Efficient Training

Most of us have less time to spend on the range training than we would like. If you teach, you also have less time with your students than you might like. Efficient training becomes essential if you want to see improvement in your skills.

When I was young, I had basically unlimited range time and ammo. Even then, efficiency was still important, as I wanted to get better as quickly as possible, but real efficiency is often a product of necessity. When you never run out of bullets or time, it is easy to think you are being efficient, when what you are actually doing is substituting volume for efficiency.

Today, I am still very fortunate that ammo is not really an issue, but time certainly is. We all have families we want to see and things we need to do. In order to spend less time on the range, people sometimes latch onto drills that purport to work on multiple things at once.

If you want to test higher-level people, by all means, run tests that cover multiple areas. If you want to make higher-level shooters better, if you want to make lower-level shooters better, if you want to make anyone better at almost anything, then you need to focus on just one thing. Humans are incapable of true multi-tasking, and their attention span is short. Shooting is 90% mental and the other 10% is in your head. That means that you have a limited amount of concentration available to you and if you shoot a drill that requires concentration on every aspect every step of the way, most people will fail to benefit from it. If you break that awesome-sounding drill down to its component parts and require that people only concentrate on one part for a while, you will get better results.

You can reset and focus on part two when they have gotten all they will get from part one. That said, I find that one of the best ways to be efficient, is not to take larger drills and break them down. I divide shooting practice into three main aspects. Accuracy, speed, and pure weapons handling. Focus on one aspect for a bit, say speed. In that case, you might work a drill that focuses on speed from the ready position.
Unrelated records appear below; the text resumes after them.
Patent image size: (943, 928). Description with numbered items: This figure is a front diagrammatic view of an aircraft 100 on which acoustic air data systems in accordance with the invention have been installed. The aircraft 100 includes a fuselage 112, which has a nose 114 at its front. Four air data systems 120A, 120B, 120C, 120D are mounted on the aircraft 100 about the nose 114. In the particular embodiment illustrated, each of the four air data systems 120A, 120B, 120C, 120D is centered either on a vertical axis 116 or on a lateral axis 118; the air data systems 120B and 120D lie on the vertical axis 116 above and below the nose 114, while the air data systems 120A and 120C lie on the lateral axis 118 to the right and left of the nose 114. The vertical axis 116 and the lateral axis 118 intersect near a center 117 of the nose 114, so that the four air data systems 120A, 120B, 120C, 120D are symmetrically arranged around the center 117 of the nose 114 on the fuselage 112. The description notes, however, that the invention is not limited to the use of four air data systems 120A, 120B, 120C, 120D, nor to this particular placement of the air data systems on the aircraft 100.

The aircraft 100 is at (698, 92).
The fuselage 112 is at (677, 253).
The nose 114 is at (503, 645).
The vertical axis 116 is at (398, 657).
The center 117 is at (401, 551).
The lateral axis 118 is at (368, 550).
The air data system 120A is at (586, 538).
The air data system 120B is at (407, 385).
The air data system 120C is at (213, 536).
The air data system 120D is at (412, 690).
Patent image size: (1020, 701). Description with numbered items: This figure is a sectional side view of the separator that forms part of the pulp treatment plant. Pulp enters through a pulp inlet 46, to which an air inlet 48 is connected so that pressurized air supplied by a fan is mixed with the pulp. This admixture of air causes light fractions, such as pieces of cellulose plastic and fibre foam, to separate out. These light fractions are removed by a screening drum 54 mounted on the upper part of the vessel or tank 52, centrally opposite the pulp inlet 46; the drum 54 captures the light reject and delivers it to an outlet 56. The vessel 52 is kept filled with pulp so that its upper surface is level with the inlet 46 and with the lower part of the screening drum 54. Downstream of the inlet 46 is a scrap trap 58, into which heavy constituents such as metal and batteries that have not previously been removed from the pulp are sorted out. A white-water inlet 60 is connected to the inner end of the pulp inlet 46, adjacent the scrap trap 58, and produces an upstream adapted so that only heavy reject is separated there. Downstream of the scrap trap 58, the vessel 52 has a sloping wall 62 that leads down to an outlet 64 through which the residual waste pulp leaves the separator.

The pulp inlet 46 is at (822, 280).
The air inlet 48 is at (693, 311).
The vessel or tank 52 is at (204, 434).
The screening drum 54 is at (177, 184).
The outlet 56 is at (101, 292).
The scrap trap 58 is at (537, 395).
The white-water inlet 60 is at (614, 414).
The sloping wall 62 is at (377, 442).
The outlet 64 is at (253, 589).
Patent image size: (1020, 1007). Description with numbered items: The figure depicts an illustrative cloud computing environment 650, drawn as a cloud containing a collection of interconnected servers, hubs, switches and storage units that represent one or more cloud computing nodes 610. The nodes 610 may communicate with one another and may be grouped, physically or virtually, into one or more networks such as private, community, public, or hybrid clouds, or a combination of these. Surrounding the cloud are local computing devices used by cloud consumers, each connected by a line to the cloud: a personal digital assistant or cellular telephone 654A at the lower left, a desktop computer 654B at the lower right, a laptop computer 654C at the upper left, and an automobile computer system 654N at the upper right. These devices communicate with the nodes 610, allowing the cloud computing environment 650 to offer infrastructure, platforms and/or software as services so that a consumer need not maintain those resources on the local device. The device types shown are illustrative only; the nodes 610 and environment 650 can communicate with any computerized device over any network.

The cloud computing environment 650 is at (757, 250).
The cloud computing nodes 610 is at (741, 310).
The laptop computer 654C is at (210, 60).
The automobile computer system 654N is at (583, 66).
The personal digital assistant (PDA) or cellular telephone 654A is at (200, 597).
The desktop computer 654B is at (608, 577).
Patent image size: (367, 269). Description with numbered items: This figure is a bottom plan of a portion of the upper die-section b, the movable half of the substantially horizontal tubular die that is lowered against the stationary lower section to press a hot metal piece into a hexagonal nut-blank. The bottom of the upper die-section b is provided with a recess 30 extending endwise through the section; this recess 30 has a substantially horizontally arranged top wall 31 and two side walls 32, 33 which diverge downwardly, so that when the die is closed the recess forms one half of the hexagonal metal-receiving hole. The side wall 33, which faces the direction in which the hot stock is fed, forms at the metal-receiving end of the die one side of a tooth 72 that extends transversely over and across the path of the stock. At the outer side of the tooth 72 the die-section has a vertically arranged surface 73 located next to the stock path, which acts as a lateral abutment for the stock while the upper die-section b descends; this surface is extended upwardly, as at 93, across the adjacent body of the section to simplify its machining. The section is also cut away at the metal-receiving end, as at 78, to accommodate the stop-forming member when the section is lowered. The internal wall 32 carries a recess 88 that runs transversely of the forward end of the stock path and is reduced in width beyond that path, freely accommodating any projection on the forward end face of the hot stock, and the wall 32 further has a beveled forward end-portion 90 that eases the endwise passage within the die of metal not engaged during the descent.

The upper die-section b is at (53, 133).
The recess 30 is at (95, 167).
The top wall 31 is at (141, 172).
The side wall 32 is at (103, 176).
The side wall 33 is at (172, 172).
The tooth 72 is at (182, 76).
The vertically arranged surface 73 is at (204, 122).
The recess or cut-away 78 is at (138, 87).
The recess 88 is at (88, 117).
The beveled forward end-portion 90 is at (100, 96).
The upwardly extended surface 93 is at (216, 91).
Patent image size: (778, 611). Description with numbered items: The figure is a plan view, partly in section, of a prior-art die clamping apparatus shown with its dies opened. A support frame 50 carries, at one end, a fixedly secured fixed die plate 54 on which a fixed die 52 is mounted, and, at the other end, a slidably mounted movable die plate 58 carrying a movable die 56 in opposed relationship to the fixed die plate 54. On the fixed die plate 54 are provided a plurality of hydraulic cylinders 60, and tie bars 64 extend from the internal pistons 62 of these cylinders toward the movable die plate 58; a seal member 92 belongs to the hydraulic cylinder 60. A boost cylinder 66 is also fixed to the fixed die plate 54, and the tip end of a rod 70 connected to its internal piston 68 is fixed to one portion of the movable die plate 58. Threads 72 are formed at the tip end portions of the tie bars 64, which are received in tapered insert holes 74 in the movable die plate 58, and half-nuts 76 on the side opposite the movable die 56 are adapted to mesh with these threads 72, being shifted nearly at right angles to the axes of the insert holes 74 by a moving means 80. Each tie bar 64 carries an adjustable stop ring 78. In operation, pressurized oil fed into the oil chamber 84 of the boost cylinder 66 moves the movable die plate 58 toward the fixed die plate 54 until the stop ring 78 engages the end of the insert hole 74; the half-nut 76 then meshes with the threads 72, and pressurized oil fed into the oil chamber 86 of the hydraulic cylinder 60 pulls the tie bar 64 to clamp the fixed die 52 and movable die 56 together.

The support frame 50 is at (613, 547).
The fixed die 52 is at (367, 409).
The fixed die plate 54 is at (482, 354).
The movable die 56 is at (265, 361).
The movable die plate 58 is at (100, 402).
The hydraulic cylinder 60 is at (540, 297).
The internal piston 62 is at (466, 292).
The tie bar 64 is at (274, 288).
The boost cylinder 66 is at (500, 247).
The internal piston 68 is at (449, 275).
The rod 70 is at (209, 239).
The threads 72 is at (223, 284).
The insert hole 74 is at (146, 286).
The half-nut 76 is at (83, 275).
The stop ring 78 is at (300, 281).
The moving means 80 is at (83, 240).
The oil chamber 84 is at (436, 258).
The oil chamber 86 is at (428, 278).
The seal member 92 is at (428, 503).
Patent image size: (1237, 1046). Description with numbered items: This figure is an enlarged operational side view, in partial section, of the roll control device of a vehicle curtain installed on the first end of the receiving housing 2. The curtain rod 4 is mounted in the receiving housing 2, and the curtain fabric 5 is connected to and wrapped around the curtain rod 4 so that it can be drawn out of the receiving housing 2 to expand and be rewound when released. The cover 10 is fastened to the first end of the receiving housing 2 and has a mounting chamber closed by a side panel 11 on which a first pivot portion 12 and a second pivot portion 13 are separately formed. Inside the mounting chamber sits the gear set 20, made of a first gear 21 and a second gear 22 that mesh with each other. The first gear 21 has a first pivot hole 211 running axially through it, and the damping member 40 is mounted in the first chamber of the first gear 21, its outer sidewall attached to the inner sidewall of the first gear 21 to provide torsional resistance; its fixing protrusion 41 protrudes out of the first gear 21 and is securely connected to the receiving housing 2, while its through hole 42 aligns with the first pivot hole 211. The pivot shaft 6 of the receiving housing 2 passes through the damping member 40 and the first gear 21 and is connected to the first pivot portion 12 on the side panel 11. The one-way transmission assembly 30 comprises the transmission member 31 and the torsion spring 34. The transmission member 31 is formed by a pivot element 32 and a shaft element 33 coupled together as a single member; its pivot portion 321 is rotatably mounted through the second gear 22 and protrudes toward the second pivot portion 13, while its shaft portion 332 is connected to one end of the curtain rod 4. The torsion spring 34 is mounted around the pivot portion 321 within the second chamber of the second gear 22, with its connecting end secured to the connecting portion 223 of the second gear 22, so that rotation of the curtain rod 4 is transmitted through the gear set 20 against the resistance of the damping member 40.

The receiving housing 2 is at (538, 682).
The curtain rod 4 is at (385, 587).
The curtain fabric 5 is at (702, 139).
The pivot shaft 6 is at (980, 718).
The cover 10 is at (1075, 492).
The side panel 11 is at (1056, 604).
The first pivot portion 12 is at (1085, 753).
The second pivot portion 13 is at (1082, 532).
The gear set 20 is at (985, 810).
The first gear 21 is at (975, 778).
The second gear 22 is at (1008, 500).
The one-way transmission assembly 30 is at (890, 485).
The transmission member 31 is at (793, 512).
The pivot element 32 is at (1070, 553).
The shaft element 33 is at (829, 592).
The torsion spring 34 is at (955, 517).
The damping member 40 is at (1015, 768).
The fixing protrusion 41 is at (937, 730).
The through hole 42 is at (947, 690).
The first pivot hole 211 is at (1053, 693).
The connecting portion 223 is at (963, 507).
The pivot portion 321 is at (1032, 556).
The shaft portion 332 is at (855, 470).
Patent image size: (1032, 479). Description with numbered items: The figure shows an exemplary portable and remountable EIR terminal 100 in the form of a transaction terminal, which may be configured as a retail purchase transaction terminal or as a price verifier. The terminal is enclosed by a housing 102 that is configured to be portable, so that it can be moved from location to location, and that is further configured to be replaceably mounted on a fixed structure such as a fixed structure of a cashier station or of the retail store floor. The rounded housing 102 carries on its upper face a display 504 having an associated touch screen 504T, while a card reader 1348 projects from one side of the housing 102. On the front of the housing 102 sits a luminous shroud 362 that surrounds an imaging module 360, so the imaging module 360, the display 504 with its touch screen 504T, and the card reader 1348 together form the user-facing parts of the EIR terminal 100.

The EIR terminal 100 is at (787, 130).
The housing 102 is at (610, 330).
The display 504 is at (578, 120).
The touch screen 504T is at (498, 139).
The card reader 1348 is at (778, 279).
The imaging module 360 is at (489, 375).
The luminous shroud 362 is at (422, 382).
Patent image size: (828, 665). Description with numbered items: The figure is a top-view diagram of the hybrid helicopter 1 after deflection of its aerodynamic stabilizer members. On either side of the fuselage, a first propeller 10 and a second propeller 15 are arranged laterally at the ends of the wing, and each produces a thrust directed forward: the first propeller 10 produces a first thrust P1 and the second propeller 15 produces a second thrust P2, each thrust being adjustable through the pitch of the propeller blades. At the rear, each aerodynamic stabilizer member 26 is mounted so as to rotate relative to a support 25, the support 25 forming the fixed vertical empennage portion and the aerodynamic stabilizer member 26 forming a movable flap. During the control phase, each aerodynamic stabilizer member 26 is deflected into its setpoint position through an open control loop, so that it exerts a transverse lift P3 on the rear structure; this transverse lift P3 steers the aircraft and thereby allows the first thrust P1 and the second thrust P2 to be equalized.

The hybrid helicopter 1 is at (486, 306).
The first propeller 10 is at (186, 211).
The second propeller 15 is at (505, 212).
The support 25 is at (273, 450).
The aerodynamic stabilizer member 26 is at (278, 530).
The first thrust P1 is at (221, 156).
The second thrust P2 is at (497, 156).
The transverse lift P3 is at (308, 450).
After getting enough reps on that, you might focus on a different aspect, like accuracy. That might look like a walk-back drill on a small target. These two examples are just that, and many other options are available to you.

The point is to keep changing the aspect being practiced while keeping the focus on a small part of shooting. By changing from speed drills to accuracy drills, you make it easier for the shooter to train well at the moment, as well as train longer for the session. I like to constantly go between speed and accuracy drills so that no one gets burned out on just one thing. Of course, it’s all relative, as even speed drills need accuracy.

Pure weapons handling practice is not something I practice, on its own, every session. It is mostly for new shooters learning to handle their weapon, experienced shooters trying to work through a kink or plateau, or people who need to relearn parts of their technique, like when you switch to a red dot pistol.

If you pick a drill that requires work on stance, work on drawing, work on gripping, work on recoil control, work on tac loads, work on gripping again, work on recoil control again, work on speed loads, work on gripping again, work on accuracy again… I think you see my point. That stuff is acceptable for the already accomplished shooter. Not so for the student still learning each of those areas at a conscious level.

Next time you have 50 rds to spend and you’re tempted to work a bunch of stuff at once, try just focusing on one aspect. I bet you’ll find greater improvement by narrowing your focus.

2 comments

  1. I really enjoyed this article and I’d greatly appreciate more such as this. I read it all, but this one is huge!

    Would you mind sharing a few drills for the three areas here or write a post on each? I’m being selfish, but I figure if I don’t ask – it probably won’t happen.

  2. Thanks for the kind words. I would be happy to do a post listing some drills and how I would run a practice session. Once I get it done, let me know if that was what you were looking for, or something else. I have several other posts I’m in the middle of right now and truthfully, my shooting interests are pretty diverse and tend to run into each other, so it may be a little bit, but I will get it done. Been focusing on heavy rifles lately, but just shifted to competition and hunting revolvers, lol.